Jeff McMahan, the White’s Professor of Moral Philosophy at the University of Oxford, spoke at Bowdoin recently about the responsibilities of participants in war. McMahan’s talk, “Individualist and Collectivist Approaches to the Morality of War,” explored the view that soldiers must be able to morally justify the killing of others, even if they do so as uniformed members of an armed service.
On the more commonly held argument, it is states — rather than individuals — who wage war, and who ultimately bear the responsibility when wars are entered into unjustly. On this view, soldiers are deemed mere instruments of the state, and their actions are not subject to the same kind of moral scrutiny as are those outside of the context of war.
McMahan has written extensively on normative and applied ethics. His publications include The Ethics of Killing: Problems at the Margins of Life, Killing in War, which argues against foundational elements of the traditional theory of the just war, The Morality of Nationalism, and Ethics and Humanity.
During McMahan’s visit at Bowdoin, he visited Assistant Professor of Philosophy Kristi Olson’s two classes — Morality of War, and Moral Problems. He also spoke to students in one of Associate Professor of Philosophy Larry Simon’s classes, Environmental Ethics.
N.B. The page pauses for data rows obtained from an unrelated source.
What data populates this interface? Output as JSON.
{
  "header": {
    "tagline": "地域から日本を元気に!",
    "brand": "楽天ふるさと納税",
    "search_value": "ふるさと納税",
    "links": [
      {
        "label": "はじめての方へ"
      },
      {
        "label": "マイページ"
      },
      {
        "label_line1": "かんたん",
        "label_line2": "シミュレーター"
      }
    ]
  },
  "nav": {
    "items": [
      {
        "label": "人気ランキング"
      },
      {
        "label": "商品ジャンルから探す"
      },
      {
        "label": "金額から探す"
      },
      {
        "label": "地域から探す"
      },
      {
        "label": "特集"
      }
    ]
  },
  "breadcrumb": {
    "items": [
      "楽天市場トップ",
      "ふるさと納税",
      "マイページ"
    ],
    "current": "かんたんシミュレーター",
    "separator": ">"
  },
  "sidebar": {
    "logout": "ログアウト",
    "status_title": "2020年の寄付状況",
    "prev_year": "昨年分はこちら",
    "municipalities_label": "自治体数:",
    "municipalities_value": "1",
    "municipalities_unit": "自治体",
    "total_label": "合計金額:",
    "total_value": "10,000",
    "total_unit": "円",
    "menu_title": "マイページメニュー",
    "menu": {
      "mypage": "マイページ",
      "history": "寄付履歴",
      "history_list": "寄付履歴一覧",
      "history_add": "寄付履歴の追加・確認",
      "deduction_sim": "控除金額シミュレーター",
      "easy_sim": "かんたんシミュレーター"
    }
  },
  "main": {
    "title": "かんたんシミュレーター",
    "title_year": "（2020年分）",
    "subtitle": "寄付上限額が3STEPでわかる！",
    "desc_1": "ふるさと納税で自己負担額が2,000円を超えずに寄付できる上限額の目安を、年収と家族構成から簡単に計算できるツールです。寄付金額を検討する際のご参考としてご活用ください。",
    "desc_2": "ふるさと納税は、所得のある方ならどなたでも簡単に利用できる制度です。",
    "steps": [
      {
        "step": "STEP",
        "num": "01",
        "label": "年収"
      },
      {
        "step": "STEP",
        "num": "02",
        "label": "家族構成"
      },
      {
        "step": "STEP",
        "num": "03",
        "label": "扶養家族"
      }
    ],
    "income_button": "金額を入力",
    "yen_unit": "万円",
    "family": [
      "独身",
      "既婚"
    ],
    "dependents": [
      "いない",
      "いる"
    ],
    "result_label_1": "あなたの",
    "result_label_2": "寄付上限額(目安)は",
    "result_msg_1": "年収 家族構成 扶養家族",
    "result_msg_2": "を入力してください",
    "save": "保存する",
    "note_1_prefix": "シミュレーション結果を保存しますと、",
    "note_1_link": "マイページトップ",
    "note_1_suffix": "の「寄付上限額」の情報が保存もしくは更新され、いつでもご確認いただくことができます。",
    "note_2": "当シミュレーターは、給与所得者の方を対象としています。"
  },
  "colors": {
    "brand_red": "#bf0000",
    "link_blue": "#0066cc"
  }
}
Olson, who invited McMahan to Bowdoin, is bringing another philosopher to campus May 5 to speak about war and more specifically, torture. Harvard University professor Frances Kamm, an American philosopher specializing in normative ethical theory and applied ethics, will discuss the conceptions and ethics of torture, as well as the particular ways of deciding about its permissibility or impermissibility.